Scoperta dalla Finanza finta onlus che gestiva stabilimenti balneari. Nel mirino anche una spiaggia a Bordighera

I finanzieri del Comando Provinciale di Savona, nei giorni scorsi, hanno concluso una verifica fiscale nei confronti di una cooperativa sociale, attiva nel settore della gestione degli stabilimenti balneari, operante con un lido in Albenga e mediante ulteriori complessi balneari in concessione anche nei comuni di Alassio, Bordighera e Ceriale.

L’attività svolta dalle Fiamme Gialle ha accertato come la cooperativa sociale in questione, pur avendo l’obbligo “sulla carta” di assumere almeno il trenta per cento del proprio personale dipendente tra le categorie dei c.d. lavoratori svantaggiati, in concreto, avesse impiegato, negli anni dal 2020 al 2025, una percentuale sensibilmente inferiore di lavoratori affetti da disabilità e, invece, nel caso di taluni dipendenti, avesse corrisposto le retribuzioni mensili in denaro contante.

Le operazioni, intraprese a seguito dell’accesso, hanno fatto emergere un contesto di gravi irregolarità fiscali – in particolare nella tenuta delle scritture contabili; inoltre, i militari, sentiti in atti tutti i lavoratori, hanno acclarato come la cooperativa in parola fosse totalmente priva di finalità mutualistica e sociale.
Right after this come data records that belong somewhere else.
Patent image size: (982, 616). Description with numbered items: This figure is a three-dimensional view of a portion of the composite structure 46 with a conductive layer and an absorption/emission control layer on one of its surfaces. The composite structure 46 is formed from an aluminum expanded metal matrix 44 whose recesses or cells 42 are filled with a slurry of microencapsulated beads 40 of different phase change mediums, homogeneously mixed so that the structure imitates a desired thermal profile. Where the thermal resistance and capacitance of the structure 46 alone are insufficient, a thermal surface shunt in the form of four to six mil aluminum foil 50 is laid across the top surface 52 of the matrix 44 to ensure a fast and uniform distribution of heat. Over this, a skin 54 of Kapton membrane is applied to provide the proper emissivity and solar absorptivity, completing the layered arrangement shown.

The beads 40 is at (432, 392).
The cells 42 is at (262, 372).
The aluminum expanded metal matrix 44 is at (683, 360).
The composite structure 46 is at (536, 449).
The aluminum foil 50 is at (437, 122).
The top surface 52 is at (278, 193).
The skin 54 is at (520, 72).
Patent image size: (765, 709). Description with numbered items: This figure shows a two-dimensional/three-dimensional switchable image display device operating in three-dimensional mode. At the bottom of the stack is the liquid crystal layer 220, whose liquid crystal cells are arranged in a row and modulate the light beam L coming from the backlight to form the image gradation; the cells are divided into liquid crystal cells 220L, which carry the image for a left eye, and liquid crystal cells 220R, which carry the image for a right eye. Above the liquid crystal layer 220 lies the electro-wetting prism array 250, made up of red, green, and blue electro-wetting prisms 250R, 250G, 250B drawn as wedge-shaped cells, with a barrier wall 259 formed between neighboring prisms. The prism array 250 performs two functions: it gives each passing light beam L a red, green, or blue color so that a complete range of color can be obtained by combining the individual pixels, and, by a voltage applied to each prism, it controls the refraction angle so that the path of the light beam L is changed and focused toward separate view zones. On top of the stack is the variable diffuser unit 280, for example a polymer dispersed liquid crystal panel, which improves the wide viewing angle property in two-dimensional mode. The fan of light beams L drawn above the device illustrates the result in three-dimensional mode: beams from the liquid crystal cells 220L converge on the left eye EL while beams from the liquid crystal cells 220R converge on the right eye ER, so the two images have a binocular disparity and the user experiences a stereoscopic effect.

Nello specifico, i lavoratori, inquadrati formalmente come soci della cooperativa, non avevano mai partecipato alle assemblee obbligatorie per legge né versato alcuna quota sociale e non avevano poteri decisionali; la Onlus veniva, infatti, gestita dall’amministratore alassino, come un’ordinaria società commerciale e la natura di cooperativa sociale era sfruttata al solo fine di non versare le imposte sui redditi delle società.

Pertanto, i finanzieri hanno proceduto a riclassificare la cooperativa nel novero di un’ordinaria società di capitali e hanno ricostruito induttivamente, sulla base delle linee guida fornite in materia dall’Agenzia delle Entrate, il volume d’affari incassato dalla predetta, anche tenendo in considerazione gli incassi percepiti da stabilimenti balneari simili e non distanti da quelli della cooperativa, insistenti nei medesimi Comuni interessati. In particolare, è stata constatata un’evasione ai fini delle imposte dirette e dell’imposta regionale sulle attività produttive pari a circa 800.000 euro e un’IVA dovuta e mai versata di circa 110.000 euro; per le retribuzioni in contanti dei lavoratori, infine, è stata applicata la sanzione in quota fissa prevista dalla legge finanziaria per il 2018, pari a 5000 euro per lavoratore.

L’attività svolta dai finanzieri si inquadra, nell’ambito delle prerogative e dei poteri concessi al Corpo dall’art. 2 del D.Lgs. 68/2001, nel settore della repressione e del contrasto all’economia sommersa, ossia di quelle attività economiche lecite ma “invisibili” allo Stato. Il sommerso d’azienda, secondo le valutazioni dell’ISTAT degli ultimi anni, rappresenta tra il dieci e il quindici per cento del PIL italiano; una tale situazione incide fortemente sul gettito fiscale di tutti i contribuenti onesti e sulla complessiva competitività delle imprese in regola con gli obblighi normativi.